Wishing I could just let all my worries go, I stood next to my car and watched her back away. She was right here, only somehow now exquisitely untouchable, and I wished I’d have been able to shut off my brain for one night and enjoy being with her. I really had to stop over-thinking.

* * *

“What’s that face?” Cooper smirked as I stumbled out of my car in the wide driveway of his cabin. I hadn’t slept all night after Ashley drove away. Cabin and fresh air was more likely to force me into a nap than anything else. The four Cokes I forced myself to drink on the drive weren’t helping at all.

Ree and Trevor raced past me toward the lake where the neighbors’ kids were already waiting.

I knew I had no idea what I was doing. I also knew I’d probably just made a stupid mistake and pushed Ashley away when maybe if she was in deep enough the kids wouldn’t matter, my age wouldn’t matter, our past wouldn’t matter. Not that I’d given her a chance to absorb any of my past because it wasn’t just mine. It belonged to my kids, too.

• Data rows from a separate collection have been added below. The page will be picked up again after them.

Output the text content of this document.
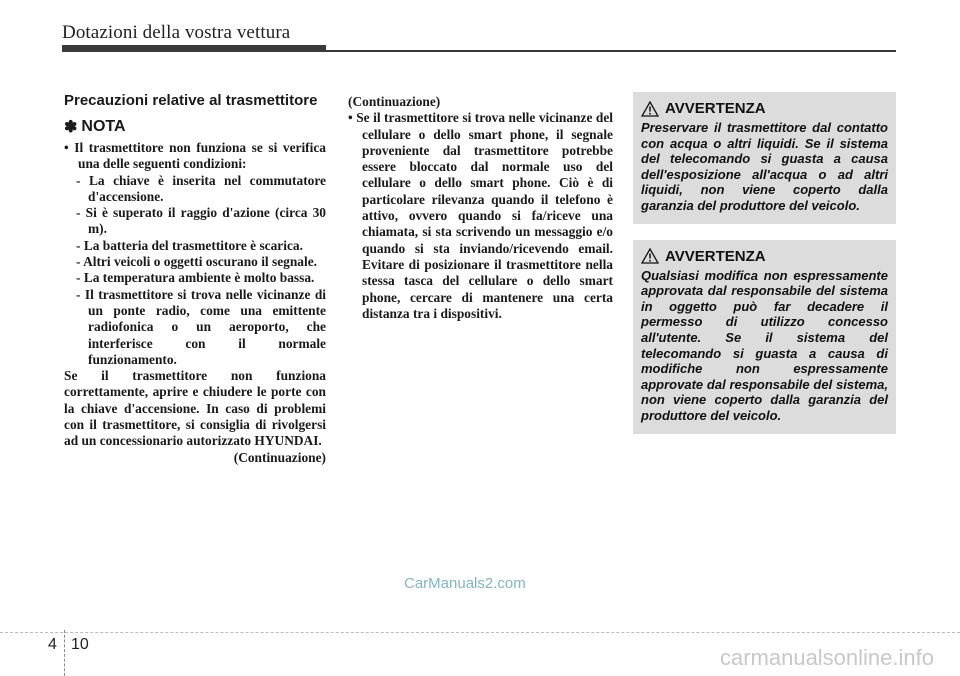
Dotazioni della vostra vettura
Precauzioni relative al trasmettitore
✽ NOTA

• Il trasmettitore non funziona se si verifica una delle seguenti condizioni:

- La chiave è inserita nel commutatore d'accensione.

- Si è superato il raggio d'azione (circa 30 m).

- La batteria del trasmettitore è scarica.

- Altri veicoli o oggetti oscurano il segnale.

- La temperatura ambiente è molto bassa.

- Il trasmettitore si trova nelle vicinanze di un ponte radio, come una emittente radiofonica o un aeroporto, che interferisce con il normale funzionamento.

Se il trasmettitore non funziona correttamente, aprire e chiudere le porte con la chiave d'accensione. In caso di problemi con il trasmettitore, si consiglia di rivolgersi ad un concessionario autorizzato HYUNDAI.

(Continuazione)

(Continuazione)

• Se il trasmettitore si trova nelle vicinanze del cellulare o dello smart phone, il segnale proveniente dal trasmettitore potrebbe essere bloccato dal normale uso del cellulare o dello smart phone. Ciò è di particolare rilevanza quando il telefono è attivo, ovvero quando si fa/riceve una chiamata, si sta scrivendo un messaggio e/o quando si sta inviando/ricevendo email. Evitare di posizionare il trasmettitore nella stessa tasca del cellulare o dello smart phone, cercare di mantenere una certa distanza tra i dispositivi.

AVVERTENZA
Preservare il trasmettitore dal contatto con acqua o altri liquidi. Se il sistema del telecomando si guasta a causa dell'esposizione all'acqua o ad altri liquidi, non viene coperto dalla garanzia del produttore del veicolo.
AVVERTENZA
Qualsiasi modifica non espressamente approvata dal responsabile del sistema in oggetto può far decadere il permesso di utilizzo concesso all'utente. Se il sistema del telecomando si guasta a causa di modifiche non espressamente approvate dal responsabile del sistema, non viene coperto dalla garanzia del produttore del veicolo.
CarManuals2.com
4 10
carmanualsonline.info
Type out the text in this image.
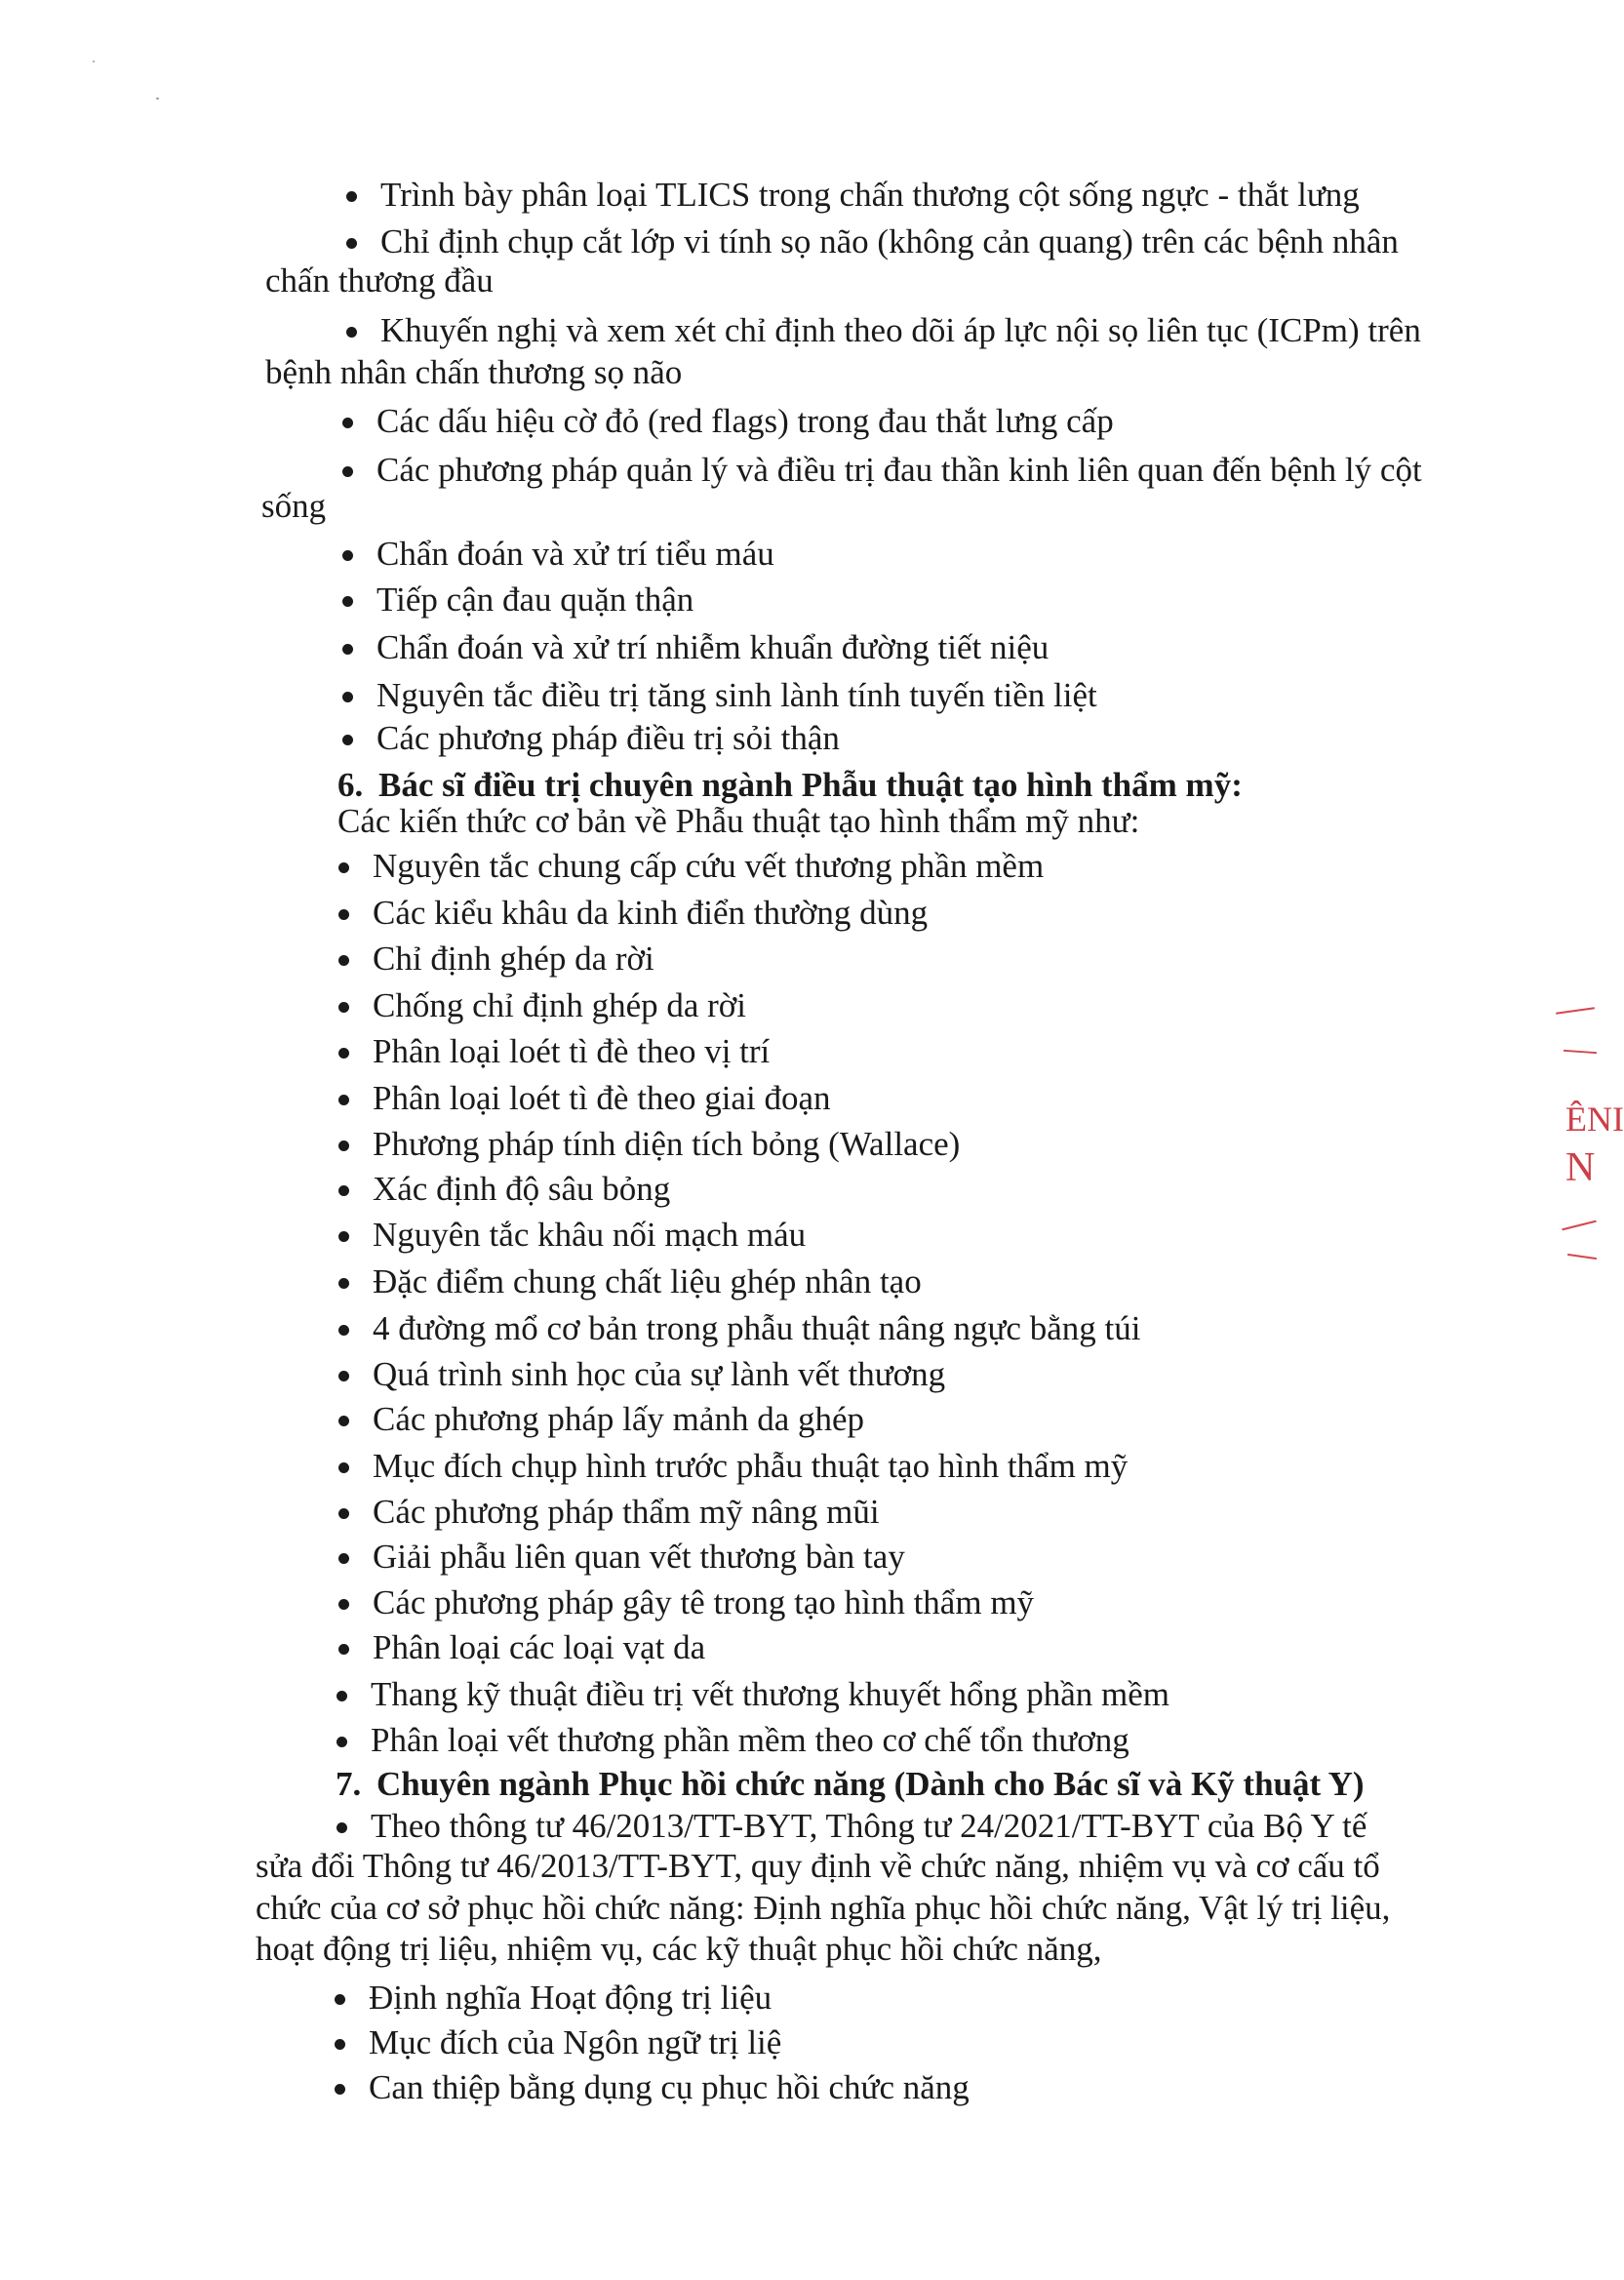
Trình bày phân loại TLICS trong chấn thương cột sống ngực - thắt lưng
Chỉ định chụp cắt lớp vi tính sọ não (không cản quang) trên các bệnh nhân
chấn thương đầu
Khuyến nghị và xem xét chỉ định theo dõi áp lực nội sọ liên tục (ICPm) trên
bệnh nhân chấn thương sọ não
Các dấu hiệu cờ đỏ (red flags) trong đau thắt lưng cấp
Các phương pháp quản lý và điều trị đau thần kinh liên quan đến bệnh lý cột
sống
Chẩn đoán và xử trí tiểu máu
Tiếp cận đau quặn thận
Chẩn đoán và xử trí nhiễm khuẩn đường tiết niệu
Nguyên tắc điều trị tăng sinh lành tính tuyến tiền liệt
Các phương pháp điều trị sỏi thận
6. Bác sĩ điều trị chuyên ngành Phẫu thuật tạo hình thẩm mỹ:
Các kiến thức cơ bản về Phẫu thuật tạo hình thẩm mỹ như:
Nguyên tắc chung cấp cứu vết thương phần mềm
Các kiểu khâu da kinh điển thường dùng
Chỉ định ghép da rời
Chống chỉ định ghép da rời
Phân loại loét tì đè theo vị trí
Phân loại loét tì đè theo giai đoạn
Phương pháp tính diện tích bỏng (Wallace)
Xác định độ sâu bỏng
Nguyên tắc khâu nối mạch máu
Đặc điểm chung chất liệu ghép nhân tạo
4 đường mổ cơ bản trong phẫu thuật nâng ngực bằng túi
Quá trình sinh học của sự lành vết thương
Các phương pháp lấy mảnh da ghép
Mục đích chụp hình trước phẫu thuật tạo hình thẩm mỹ
Các phương pháp thẩm mỹ nâng mũi
Giải phẫu liên quan vết thương bàn tay
Các phương pháp gây tê trong tạo hình thẩm mỹ
Phân loại các loại vạt da
Thang kỹ thuật điều trị vết thương khuyết hổng phần mềm
Phân loại vết thương phần mềm theo cơ chế tổn thương
7. Chuyên ngành Phục hồi chức năng (Dành cho Bác sĩ và Kỹ thuật Y)
Theo thông tư 46/2013/TT-BYT, Thông tư 24/2021/TT-BYT của Bộ Y tế
sửa đổi Thông tư 46/2013/TT-BYT, quy định về chức năng, nhiệm vụ và cơ cấu tổ
chức của cơ sở phục hồi chức năng: Định nghĩa phục hồi chức năng, Vật lý trị liệu,
hoạt động trị liệu, nhiệm vụ, các kỹ thuật phục hồi chức năng,
Định nghĩa Hoạt động trị liệu
Mục đích của Ngôn ngữ trị liệ
Can thiệp bằng dụng cụ phục hồi chức năng
ÊNI
N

But at least I was upfront with everything else.

“Dude.” Cooper slapped my back as he led me toward the lake. “How badly did you screw it up?”

“Thanks for the vote of confidence.” I rubbed my eyes again to no avail. My body still wanted to collapse on the porch.

“No, but seriously.” He shook me a few times as he squeezed my shoulder. “How bad did you screw up?”

I shrugged him off and flopped into a chair, throwing me feet up and kicking off my sandals. It was early morning, already hot, and I was ready for fall.